A SNF2 protein targets variable copy number repeats and thereby influences allele-specific expression

ATRX is an X-linked gene of the SWI/SNF family whose role in vivo is currently unknown. Mutations in ATRX cause syndromal mental retardation. ATRX binds to tandem repeat (TR) sequences both in heterochromatin (e.g. telomeres) and euchromatin. Genes associated with these TRs can be dysregulated when ATRX is mutated and the degree to which their expression changes is determined by the size of the TR, producing skewed allelic expression. This explains the nature of the affected genes, the variable phenotypes seen with identical ATRX mutations and also illustrates a new mechanism underlying variable penetrance. Many of the TRs in ATRX targets are G-rich and predicted to form non-B DNA structures (including G quadruplex) in vivo. We have shown that ATRX binds G quadruplex structures in vitro suggesting a mechanism by which ATRX may play a role in various nuclear processes and how this is perturbed when ATRX is mutated. Overall design: 4 Human Erythroblast, 1 HEP3B and 1 Fibroblast ChIP-ChIP Sample For ChIP-Seq: one human erythroblasts, one mouse ES, one human erythroblast reference Sample, and one mouse ES input reference Sample.

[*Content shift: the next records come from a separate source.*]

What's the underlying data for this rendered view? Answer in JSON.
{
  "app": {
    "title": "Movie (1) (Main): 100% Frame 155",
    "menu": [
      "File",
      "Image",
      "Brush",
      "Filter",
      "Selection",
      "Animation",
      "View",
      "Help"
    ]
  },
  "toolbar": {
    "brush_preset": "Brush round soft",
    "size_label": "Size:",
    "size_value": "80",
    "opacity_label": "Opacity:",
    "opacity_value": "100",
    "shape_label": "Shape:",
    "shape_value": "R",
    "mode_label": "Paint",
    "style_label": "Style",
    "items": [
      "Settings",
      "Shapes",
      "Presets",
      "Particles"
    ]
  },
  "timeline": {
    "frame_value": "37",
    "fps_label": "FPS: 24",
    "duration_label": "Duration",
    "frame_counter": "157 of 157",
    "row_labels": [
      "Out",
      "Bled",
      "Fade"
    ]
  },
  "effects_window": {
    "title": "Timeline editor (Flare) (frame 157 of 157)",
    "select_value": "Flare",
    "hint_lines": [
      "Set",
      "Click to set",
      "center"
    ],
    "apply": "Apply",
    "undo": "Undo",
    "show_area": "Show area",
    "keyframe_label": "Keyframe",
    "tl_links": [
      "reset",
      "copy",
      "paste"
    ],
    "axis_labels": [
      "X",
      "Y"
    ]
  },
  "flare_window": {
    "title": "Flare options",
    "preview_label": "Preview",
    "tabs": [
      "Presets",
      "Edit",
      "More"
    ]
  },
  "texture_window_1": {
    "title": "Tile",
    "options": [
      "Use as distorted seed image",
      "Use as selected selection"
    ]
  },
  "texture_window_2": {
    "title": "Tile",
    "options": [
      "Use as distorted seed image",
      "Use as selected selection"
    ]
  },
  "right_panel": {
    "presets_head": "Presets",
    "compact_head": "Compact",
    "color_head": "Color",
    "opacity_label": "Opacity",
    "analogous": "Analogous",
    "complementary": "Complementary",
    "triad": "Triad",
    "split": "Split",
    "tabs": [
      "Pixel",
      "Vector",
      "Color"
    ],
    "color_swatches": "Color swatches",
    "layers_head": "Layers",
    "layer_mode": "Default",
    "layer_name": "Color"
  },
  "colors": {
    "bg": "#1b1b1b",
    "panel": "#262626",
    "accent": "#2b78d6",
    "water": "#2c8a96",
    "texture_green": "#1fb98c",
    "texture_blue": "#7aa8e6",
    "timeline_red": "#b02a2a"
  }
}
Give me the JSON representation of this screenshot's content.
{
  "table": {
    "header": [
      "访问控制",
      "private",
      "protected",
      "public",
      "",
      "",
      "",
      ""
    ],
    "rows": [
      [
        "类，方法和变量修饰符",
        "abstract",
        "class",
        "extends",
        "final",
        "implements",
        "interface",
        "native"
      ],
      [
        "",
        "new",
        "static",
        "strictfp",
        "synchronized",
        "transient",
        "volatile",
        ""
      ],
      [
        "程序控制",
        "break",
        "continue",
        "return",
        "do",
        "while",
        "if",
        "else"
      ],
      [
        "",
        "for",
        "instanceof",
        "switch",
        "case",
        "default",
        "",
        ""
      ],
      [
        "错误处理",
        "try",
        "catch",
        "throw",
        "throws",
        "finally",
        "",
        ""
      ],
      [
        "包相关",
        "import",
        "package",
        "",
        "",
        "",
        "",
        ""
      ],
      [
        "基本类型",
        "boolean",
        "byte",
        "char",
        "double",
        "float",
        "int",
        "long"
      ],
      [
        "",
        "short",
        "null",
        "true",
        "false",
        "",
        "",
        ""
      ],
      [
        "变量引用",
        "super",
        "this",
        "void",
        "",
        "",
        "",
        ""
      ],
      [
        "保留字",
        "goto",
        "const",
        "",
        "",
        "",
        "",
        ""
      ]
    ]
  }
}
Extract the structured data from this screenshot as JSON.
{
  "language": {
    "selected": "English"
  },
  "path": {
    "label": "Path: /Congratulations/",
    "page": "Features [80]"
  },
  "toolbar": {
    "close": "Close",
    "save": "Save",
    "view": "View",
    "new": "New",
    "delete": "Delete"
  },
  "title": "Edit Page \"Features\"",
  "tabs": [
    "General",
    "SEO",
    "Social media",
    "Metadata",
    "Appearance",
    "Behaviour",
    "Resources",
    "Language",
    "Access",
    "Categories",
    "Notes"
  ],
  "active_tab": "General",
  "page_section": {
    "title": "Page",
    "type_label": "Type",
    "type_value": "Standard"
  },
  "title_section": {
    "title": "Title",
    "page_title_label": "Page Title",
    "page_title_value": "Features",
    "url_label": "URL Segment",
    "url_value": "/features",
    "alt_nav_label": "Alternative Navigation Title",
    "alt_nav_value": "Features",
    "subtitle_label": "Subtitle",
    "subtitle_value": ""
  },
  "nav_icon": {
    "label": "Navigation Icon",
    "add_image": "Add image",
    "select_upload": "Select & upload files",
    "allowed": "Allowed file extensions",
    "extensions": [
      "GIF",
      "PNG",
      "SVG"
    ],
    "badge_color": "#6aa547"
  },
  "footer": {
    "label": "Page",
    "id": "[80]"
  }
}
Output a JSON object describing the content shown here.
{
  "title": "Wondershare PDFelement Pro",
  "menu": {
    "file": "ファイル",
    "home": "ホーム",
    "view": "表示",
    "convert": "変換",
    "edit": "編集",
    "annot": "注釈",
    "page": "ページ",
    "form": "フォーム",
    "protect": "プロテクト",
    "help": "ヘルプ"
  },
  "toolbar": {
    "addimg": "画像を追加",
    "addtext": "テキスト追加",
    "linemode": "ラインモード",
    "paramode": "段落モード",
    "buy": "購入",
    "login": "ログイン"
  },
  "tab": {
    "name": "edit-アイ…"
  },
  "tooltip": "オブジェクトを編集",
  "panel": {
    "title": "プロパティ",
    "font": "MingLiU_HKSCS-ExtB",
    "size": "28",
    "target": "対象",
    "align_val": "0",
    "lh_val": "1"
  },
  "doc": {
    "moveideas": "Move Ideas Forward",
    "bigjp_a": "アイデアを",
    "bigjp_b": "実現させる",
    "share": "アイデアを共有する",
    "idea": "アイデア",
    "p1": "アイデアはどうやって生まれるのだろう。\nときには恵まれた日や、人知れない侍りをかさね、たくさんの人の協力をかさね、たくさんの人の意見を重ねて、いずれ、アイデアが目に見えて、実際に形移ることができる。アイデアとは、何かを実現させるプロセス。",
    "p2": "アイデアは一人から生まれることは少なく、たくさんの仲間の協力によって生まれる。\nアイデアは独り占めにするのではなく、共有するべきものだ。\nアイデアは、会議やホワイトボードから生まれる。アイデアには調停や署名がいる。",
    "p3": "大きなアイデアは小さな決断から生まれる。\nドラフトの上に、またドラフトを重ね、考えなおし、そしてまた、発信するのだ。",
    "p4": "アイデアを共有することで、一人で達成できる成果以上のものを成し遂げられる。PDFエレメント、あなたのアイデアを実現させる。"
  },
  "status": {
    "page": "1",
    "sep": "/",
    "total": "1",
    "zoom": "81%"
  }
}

ATRX是SWI/SNF家族（SWI/SNF family）的X连锁基因，其在体内（in vivo）的生理功能目前尚不明确。ATRX基因突变可引发综合征性智力障碍。ATRX可结合异染色质（如端粒）与常染色质中的串联重复序列（tandem repeat, TR）。当ATRX发生突变时，与这些TR序列相关的基因可出现表达失调，且其表达变化幅度由TR序列的长度决定，进而产生偏倚的等位基因表达。这一现象可解释受累基因的本质、携带相同ATRX突变个体所呈现的表型异质性，同时也阐明了一种全新的可变外显率潜在机制。ATRX靶向序列中的多数TR序列富含鸟嘌呤（G），且被预测可在体内（in vivo）形成非B型DNA结构（包括G四链体（G quadruplex））。我们的研究证实，ATRX可在体外（in vitro）结合G四链体结构，这提示了ATRX参与多种细胞核进程的潜在机制，以及ATRX突变时该机制如何受到扰动。实验整体设计：4份人成红细胞、1份HEP3B细胞及1份成纤维细胞的ChIP-ChIP样本；染色质免疫沉淀测序（ChIP-Seq）样本包括1份人成红细胞样本、1份小鼠胚胎干细胞（mouse ES）样本、1份人成红细胞对照样本及1份小鼠胚胎干细胞输入对照样本。